Commissioning a new work
Bringing a new piece into the chamber music world seemed a fitting way to celebrate their 10-year musical effort. A single-vineyard pinot noir from the winery will be bottled in honor of the piece.
“The best birthday present we could imagine was investing in the repertoire of the future by supporting a composer we love and bringing a new work of chamber music into the world,” said Callahan, who grew up in Oregon and now lives in Boston with husband Eguchi and daughter Freya, where Callahan and Eguchi perform in a vast array of East Coast concerts.
For the finale on Aug. 17 and Aug. 18 at Archery Summit, the ensemble will play Beethoven’s exuberant String Quartet Op. 59, No.1. The festival rarely misses a chance to feature Beethoven; this time it will be a piece composed at the apex of his career and talents, and one with “depth, range and joy,” as Callahan said.
The joy of JOY
Besides making chamber music accessible to audiences with their informal concerts in barrel and tasting rooms, WVCMF musicians have created a partnership with Junior Orchestra of Yamhill (JOY) introducing underserved children to world-class musicians and composers.

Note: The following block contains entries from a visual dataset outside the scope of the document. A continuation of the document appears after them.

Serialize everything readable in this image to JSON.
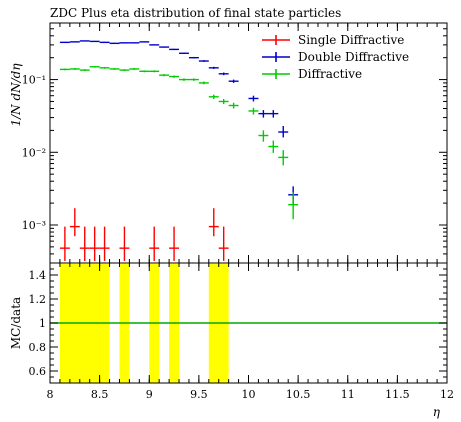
{
  "chart_data": [
    {
      "type": "scatter",
      "title": "ZDC Plus eta distribution of final state particles",
      "xlabel": "η",
      "ylabel": "1/N dN/dη",
      "xlim": [
        8,
        12
      ],
      "ylim": [
        0.0003,
        0.6
      ],
      "yscale": "log",
      "legend_position": "top-right",
      "ytick_labels": [
        "10⁻³",
        "10⁻²",
        "10⁻¹"
      ],
      "ytick_values": [
        0.001,
        0.01,
        0.1
      ],
      "series": [
        {
          "name": "Single Diffractive",
          "color": "#ff0000",
          "x": [
            8.15,
            8.25,
            8.35,
            8.45,
            8.55,
            8.75,
            9.05,
            9.25,
            9.65,
            9.75
          ],
          "y": [
            0.00048,
            0.00095,
            0.00048,
            0.00048,
            0.00048,
            0.00048,
            0.00048,
            0.00048,
            0.00095,
            0.00048
          ],
          "ylow": [
            0.00032,
            0.0007,
            0.00032,
            0.00032,
            0.00032,
            0.00032,
            0.00032,
            0.00032,
            0.0007,
            0.00032
          ],
          "yhigh": [
            0.00095,
            0.0017,
            0.00095,
            0.00095,
            0.00095,
            0.00095,
            0.00095,
            0.00095,
            0.0017,
            0.00095
          ]
        },
        {
          "name": "Double Diffractive",
          "color": "#0000cc",
          "x": [
            8.15,
            8.25,
            8.35,
            8.45,
            8.55,
            8.65,
            8.75,
            8.85,
            8.95,
            9.05,
            9.15,
            9.25,
            9.35,
            9.45,
            9.55,
            9.65,
            9.75,
            9.85,
            10.05,
            10.15,
            10.25,
            10.35,
            10.45
          ],
          "y": [
            0.325,
            0.33,
            0.34,
            0.335,
            0.325,
            0.315,
            0.32,
            0.32,
            0.33,
            0.3,
            0.28,
            0.26,
            0.23,
            0.2,
            0.18,
            0.145,
            0.12,
            0.095,
            0.055,
            0.034,
            0.034,
            0.019,
            0.0026
          ],
          "ylow": [
            0.32,
            0.325,
            0.335,
            0.33,
            0.32,
            0.31,
            0.315,
            0.315,
            0.325,
            0.295,
            0.275,
            0.255,
            0.225,
            0.195,
            0.175,
            0.14,
            0.115,
            0.09,
            0.05,
            0.03,
            0.03,
            0.016,
            0.0019
          ],
          "yhigh": [
            0.33,
            0.335,
            0.345,
            0.34,
            0.33,
            0.32,
            0.325,
            0.325,
            0.335,
            0.305,
            0.285,
            0.265,
            0.235,
            0.205,
            0.185,
            0.15,
            0.125,
            0.1,
            0.06,
            0.038,
            0.038,
            0.023,
            0.0034
          ]
        },
        {
          "name": "Diffractive",
          "color": "#00cc00",
          "x": [
            8.15,
            8.25,
            8.35,
            8.45,
            8.55,
            8.65,
            8.75,
            8.85,
            8.95,
            9.05,
            9.15,
            9.25,
            9.35,
            9.45,
            9.55,
            9.65,
            9.75,
            9.85,
            10.05,
            10.15,
            10.25,
            10.35,
            10.45
          ],
          "y": [
            0.138,
            0.14,
            0.135,
            0.15,
            0.145,
            0.14,
            0.135,
            0.14,
            0.13,
            0.13,
            0.115,
            0.11,
            0.1,
            0.1,
            0.09,
            0.058,
            0.05,
            0.044,
            0.037,
            0.017,
            0.012,
            0.0085,
            0.0019
          ],
          "ylow": [
            0.134,
            0.136,
            0.131,
            0.146,
            0.141,
            0.136,
            0.131,
            0.136,
            0.126,
            0.126,
            0.111,
            0.106,
            0.096,
            0.096,
            0.086,
            0.054,
            0.046,
            0.04,
            0.033,
            0.014,
            0.0098,
            0.0066,
            0.0012
          ],
          "yhigh": [
            0.142,
            0.144,
            0.139,
            0.154,
            0.149,
            0.144,
            0.139,
            0.144,
            0.134,
            0.134,
            0.119,
            0.114,
            0.104,
            0.104,
            0.094,
            0.062,
            0.054,
            0.048,
            0.041,
            0.02,
            0.0145,
            0.0107,
            0.0028
          ]
        }
      ]
    },
    {
      "type": "area",
      "xlabel": "η",
      "ylabel": "MC/data",
      "xlim": [
        8,
        12
      ],
      "ylim": [
        0.5,
        1.5
      ],
      "xtick_labels": [
        "8",
        "8.5",
        "9",
        "9.5",
        "10",
        "10.5",
        "11",
        "11.5",
        "12"
      ],
      "xtick_values": [
        8,
        8.5,
        9,
        9.5,
        10,
        10.5,
        11,
        11.5,
        12
      ],
      "ytick_labels": [
        "0.6",
        "0.8",
        "1",
        "1.2",
        "1.4"
      ],
      "ytick_values": [
        0.6,
        0.8,
        1.0,
        1.2,
        1.4
      ],
      "reference_line": 1.0,
      "reference_color": "#00aa00",
      "band_color": "#ffff00",
      "bands": [
        [
          8.1,
          8.6
        ],
        [
          8.7,
          8.8
        ],
        [
          9.0,
          9.1
        ],
        [
          9.2,
          9.3
        ],
        [
          9.6,
          9.8
        ]
      ]
    }
  ]
}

Since 2021, WVCMF has supported the work that JOY teaching artists do during the year to engage and inspire Yamhill county children through music. JOY provides free music and string education, and is the only rural El Sistema program in Oregon. WVCMF musicians provide coaching, mentorship, and exposure to internationally acclaimed composers and musicians.

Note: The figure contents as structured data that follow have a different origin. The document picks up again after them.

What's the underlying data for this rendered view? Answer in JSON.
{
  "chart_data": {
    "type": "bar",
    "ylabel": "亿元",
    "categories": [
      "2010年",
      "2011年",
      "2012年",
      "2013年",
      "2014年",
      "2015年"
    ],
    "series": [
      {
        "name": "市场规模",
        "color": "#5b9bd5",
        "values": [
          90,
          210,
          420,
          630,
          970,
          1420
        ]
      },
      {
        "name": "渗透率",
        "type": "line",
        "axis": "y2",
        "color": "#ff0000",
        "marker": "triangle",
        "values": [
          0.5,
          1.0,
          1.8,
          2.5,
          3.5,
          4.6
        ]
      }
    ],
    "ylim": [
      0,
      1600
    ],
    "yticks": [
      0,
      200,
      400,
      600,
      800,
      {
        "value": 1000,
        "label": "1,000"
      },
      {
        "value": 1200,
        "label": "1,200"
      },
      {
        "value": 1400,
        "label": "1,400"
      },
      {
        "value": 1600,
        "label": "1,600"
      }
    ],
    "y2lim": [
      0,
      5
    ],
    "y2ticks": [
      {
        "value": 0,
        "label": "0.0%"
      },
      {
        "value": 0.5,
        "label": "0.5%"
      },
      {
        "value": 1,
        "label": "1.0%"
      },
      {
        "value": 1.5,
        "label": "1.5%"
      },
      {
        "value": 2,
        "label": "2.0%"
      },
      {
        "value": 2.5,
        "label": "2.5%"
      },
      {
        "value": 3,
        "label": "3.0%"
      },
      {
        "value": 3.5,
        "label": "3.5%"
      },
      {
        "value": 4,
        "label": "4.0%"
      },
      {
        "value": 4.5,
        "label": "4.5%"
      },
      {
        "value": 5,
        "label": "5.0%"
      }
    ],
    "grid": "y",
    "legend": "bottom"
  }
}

“We’ve played and performed side by side with these wonderful young musicians,” Callahan wrote in an email, “and we’ve brought several of our composers to work with JOY, illustrating that composers are living, breathing people using music to express themselves and to tell their stories.”
WVCMF has co-commissioned a piece with their group in Boston, the Sheffield Chamber Players, on behalf of a collaboration with a group called City Strings United. WVCMF and JOY musicians will play together side by side. The 2024 composer-in-residence Kevin Day wrote a new work for professional string quartet and students called Overture to Springtime that will premiere in November.
Over 10 years, WVCMF musicians have been good citizens, contributing to the musical culture in part of Oregon’s rural area. They’ve helped to make music and wine fun and intimate instead of stodgy, yawn-inducing and sit-still-boring, of which many classical concerts remain guilty.
They deserve to celebrate. Tickets may be available at Willamette Valley Chamber Music Festival.